Carlo Borzaga è stato uno studioso e cooperatore di fama internazionale, docente universitario presso l’Università degli Studi di Trento e figura di riferimento nel mondo dell’economia sociale e della cooperazione. A due anni dalla sua scomparsa, il suo lascito intellettuale assume un significato ancora più profondo, in un momento in cui la violenza continua a segnare il panorama globale.

Borzaga ci ha insegnato quale strada percorrere per costruire territori solidali: quella che coinvolge le persone più vulnerabili, spesso relegate ai margini delle dinamiche di cambiamento economico e sociale. La storia della cooperazione racconta, del resto, un percorso di trasformazione che ha unito comunità frammentate verso una maggiore coesione, migliorandone la capacità di rispondere a crisi, guerre e calamità. Il principio fondante è chiaro: l’identificazione con gli altri, la condivisione di un obiettivo comune, spinge le persone ad andare oltre le proprie aspirazioni individuali, intrecciando reti di fiducia capaci di contribuire a prevenire e mediare potenziali conflitti.

Analizzando le caratteristiche fondanti del modello cooperativo — inteso come istituzione economica e sociale — Borzaga ha messo in luce, in particolare, il ruolo della cooperazione nella società civile. L’auto-organizzazione, se sostenuta e valorizzata, può innescare trasformazioni sociali profonde, contribuendo a costruire comunità più inclusive ed eque.
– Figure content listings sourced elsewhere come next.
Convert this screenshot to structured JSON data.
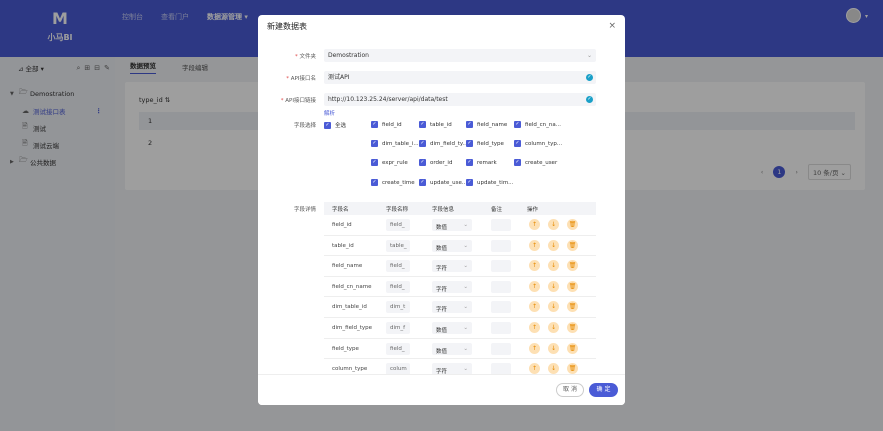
{
  "app": {
    "logo_text": "小马BI",
    "logo_mark": "M"
  },
  "nav": {
    "items": [
      "控制台",
      "查看门户",
      "数据源管理 ▾"
    ]
  },
  "sidebar": {
    "group_select": "全部",
    "tree": [
      {
        "label": "Demostration",
        "level": 0
      },
      {
        "label": "测试接口表",
        "level": 1
      },
      {
        "label": "测试",
        "level": 1
      },
      {
        "label": "测试云端",
        "level": 1
      },
      {
        "label": "公共数据",
        "level": 0
      }
    ],
    "more": "⋮"
  },
  "main": {
    "tabs": [
      "数据预览",
      "字段编辑"
    ],
    "grid": {
      "column": "type_id",
      "rows": [
        "1",
        "2"
      ]
    },
    "pager": {
      "prev": "‹",
      "page": "1",
      "next": "›",
      "page_size": "10 条/页 ⌄"
    }
  },
  "modal": {
    "title": "新建数据表",
    "close": "×",
    "folder_label": "文件夹",
    "folder_value": "Demostration",
    "api_name_label": "API接口名",
    "api_name_value": "测试API",
    "api_url_label": "API接口链接",
    "api_url_value": "http://10.123.25.24/server/api/data/test",
    "parse_link": "解析",
    "field_select_label": "字段选择",
    "select_all": "全选",
    "fields": [
      "field_id",
      "table_id",
      "field_name",
      "field_cn_na...",
      "dim_table_i...",
      "dim_field_ty...",
      "field_type",
      "column_typ...",
      "expr_rule",
      "order_id",
      "remark",
      "create_user",
      "create_time",
      "update_use...",
      "update_tim..."
    ],
    "detail_label": "字段详情",
    "table_headers": [
      "字段名",
      "字段名称",
      "字段信息",
      "备注",
      "操作"
    ],
    "rows": [
      {
        "name": "field_id",
        "cn": "field_",
        "type": "数值"
      },
      {
        "name": "table_id",
        "cn": "table_",
        "type": "数值"
      },
      {
        "name": "field_name",
        "cn": "field_",
        "type": "字符"
      },
      {
        "name": "field_cn_name",
        "cn": "field_",
        "type": "字符"
      },
      {
        "name": "dim_table_id",
        "cn": "dim_t",
        "type": "字符"
      },
      {
        "name": "dim_field_type",
        "cn": "dim_f",
        "type": "数值"
      },
      {
        "name": "field_type",
        "cn": "field_",
        "type": "数值"
      },
      {
        "name": "column_type",
        "cn": "colum",
        "type": "字符"
      }
    ],
    "cancel_label": "取 消",
    "ok_label": "确 定"
  }
}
Per onorare la sua memoria e il suo lascito intellettuale, l’Università degli Studi di Trento, la Fondazione Venezia per la Ricerca sulla Pace, il Comitato italiano dell’Alleanza Internazionale della Cooperazione, la Rete Internazionale di Ricerca Emes e Ciriec International hanno deciso di istituire in suo nome un premio dedicato ai dottorandi.
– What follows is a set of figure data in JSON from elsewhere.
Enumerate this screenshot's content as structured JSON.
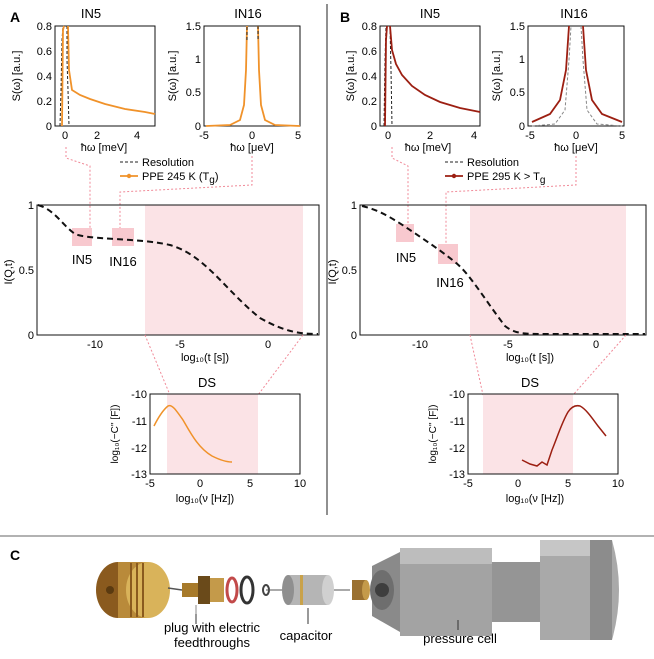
{
  "panels": {
    "A": {
      "letter": "A",
      "in5": {
        "title": "IN5",
        "ylabel": "S(ω) [a.u.]",
        "xlabel": "ħω [meV]",
        "yticks": [
          "0",
          "0.2",
          "0.4",
          "0.6",
          "0.8"
        ],
        "xticks": [
          "0",
          "2",
          "4"
        ]
      },
      "in16": {
        "title": "IN16",
        "ylabel": "S(ω) [a.u.]",
        "xlabel": "ħω [μeV]",
        "yticks": [
          "0",
          "0.5",
          "1",
          "1.5"
        ],
        "xticks": [
          "-5",
          "0",
          "5"
        ]
      },
      "legend": {
        "resolution": "Resolution",
        "sample": "PPE 245 K (T",
        "sample_sub": "g",
        "sample_end": ")"
      },
      "main": {
        "ylabel": "I(Q,t)",
        "xlabel": "log₁₀(t [s])",
        "yticks": [
          "0",
          "0.5",
          "1"
        ],
        "xticks": [
          "-10",
          "-5",
          "0"
        ],
        "label_in5": "IN5",
        "label_in16": "IN16"
      },
      "ds": {
        "title": "DS",
        "ylabel": "log₁₀(−C'' [F])",
        "xlabel": "log₁₀(ν [Hz])",
        "yticks": [
          "-10",
          "-11",
          "-12",
          "-13"
        ],
        "xticks": [
          "-5",
          "0",
          "5",
          "10"
        ]
      }
    },
    "B": {
      "letter": "B",
      "in5": {
        "title": "IN5",
        "ylabel": "S(ω) [a.u.]",
        "xlabel": "ħω [meV]",
        "yticks": [
          "0",
          "0.2",
          "0.4",
          "0.6",
          "0.8"
        ],
        "xticks": [
          "0",
          "2",
          "4"
        ]
      },
      "in16": {
        "title": "IN16",
        "ylabel": "S(ω) [a.u.]",
        "xlabel": "ħω [μeV]",
        "yticks": [
          "0",
          "0.5",
          "1",
          "1.5"
        ],
        "xticks": [
          "-5",
          "0",
          "5"
        ]
      },
      "legend": {
        "resolution": "Resolution",
        "sample": "PPE 295 K > T",
        "sample_sub": "g",
        "sample_end": ""
      },
      "main": {
        "ylabel": "I(Q,t)",
        "xlabel": "log₁₀(t [s])",
        "yticks": [
          "0",
          "0.5",
          "1"
        ],
        "xticks": [
          "-10",
          "-5",
          "0"
        ],
        "label_in5": "IN5",
        "label_in16": "IN16"
      },
      "ds": {
        "title": "DS",
        "ylabel": "log₁₀(−C'' [F])",
        "xlabel": "log₁₀(ν [Hz])",
        "yticks": [
          "-10",
          "-11",
          "-12",
          "-13"
        ],
        "xticks": [
          "-5",
          "0",
          "5",
          "10"
        ]
      }
    },
    "C": {
      "letter": "C",
      "label_plug_1": "plug with electric",
      "label_plug_2": "feedthroughs",
      "label_capacitor": "capacitor",
      "label_cell": "pressure cell"
    }
  },
  "colors": {
    "orange": "#f0922a",
    "darkred": "#9c1f12",
    "pink": "#fbe3e6",
    "pinkline": "#f08a98"
  }
}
Il Premio «Ruolo delle cooperative nella costruzione di una cultura di e per la pace», istituito grazie a un finanziamento della Fondazione Venezia per la Ricerca sulla Pace, intende valorizzare la ricerca sulla cooperazione attraverso approcci interdisciplinari, capaci di cogliere la trasversalità del ruolo della cooperazione stessa e la sua multidimensionalità: dall’impatto sulla costruzione di una cultura della pace, fino al contributo allo sviluppo sostenibile, alla democrazia, alla solidarietà e alla costruzione di una cultura di pace tra i popoli, le comunità e i singoli individui che abitano un territorio.

Il premio guarda alla cooperazione come a uno strumento a favore di comunità inclusive, in cui la pace sia al tempo stesso una realtà funzionale allo sviluppo sostenibile da un punto di vista sociale, ambientale ed economico.
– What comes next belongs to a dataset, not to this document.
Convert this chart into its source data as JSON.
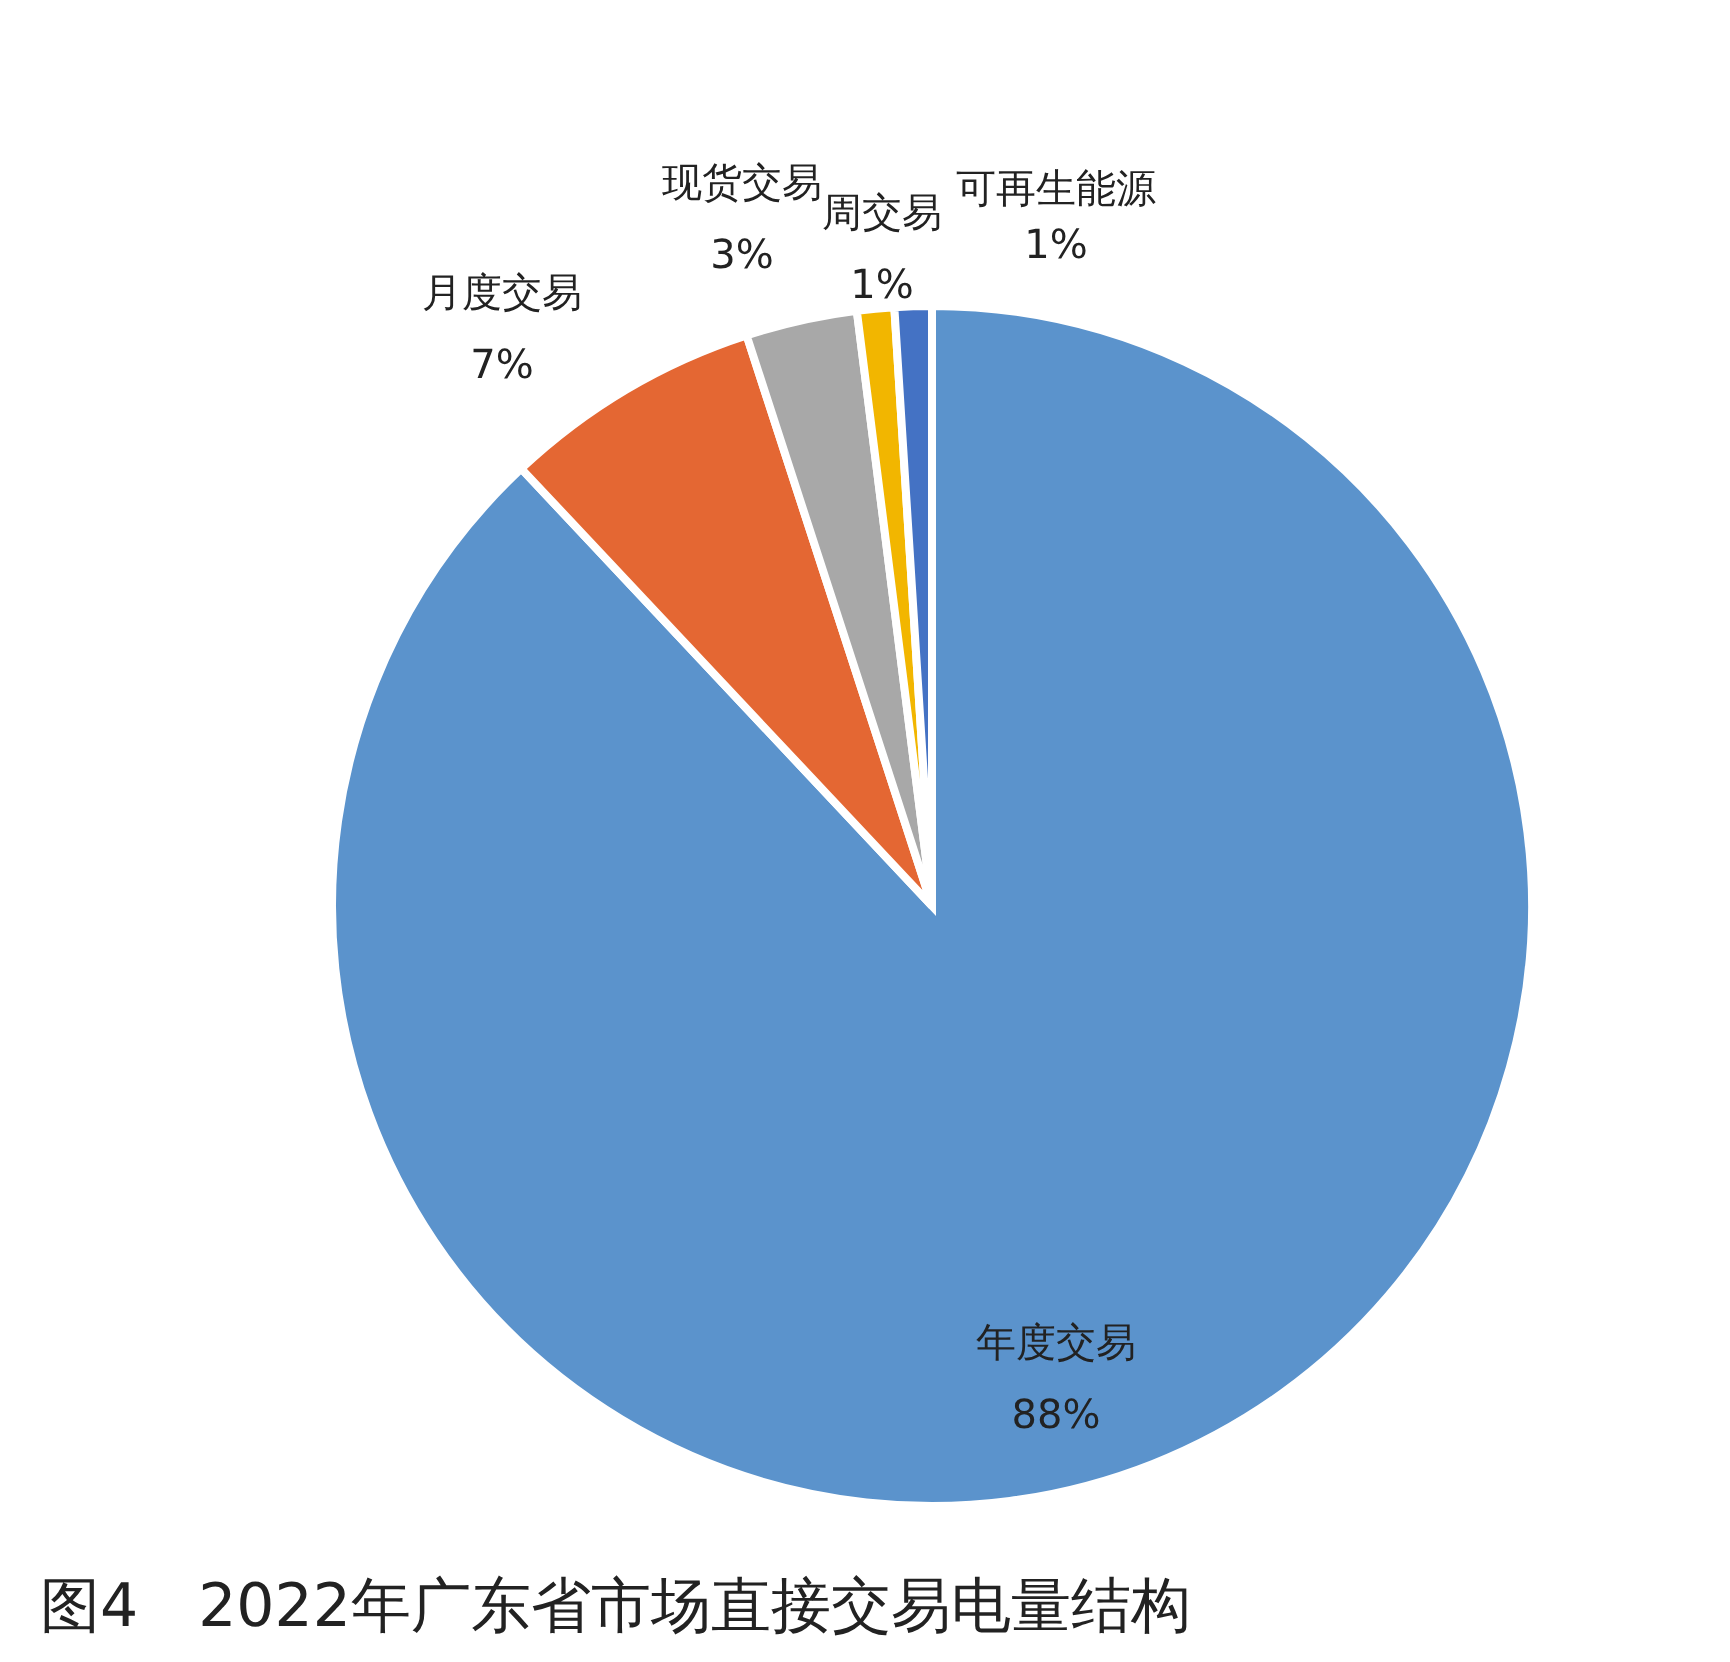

Per concorrere all’assegnazione del riconoscimento, la tesi di dottorato dovrà affrontare tematiche inerenti al ruolo delle cooperative nella costruzione di una società fondata sui valori della democrazia, della solidarietà e di una cultura di pace.

Un premio, insomma, che non è soltanto un tributo accademico, ma un invito a continuare il cammino tracciato da Borzaga: credere che un’economia più giusta, fondata sulla cooperazione e sulla fiducia reciproca, sia la strada più solida verso un mondo di pace.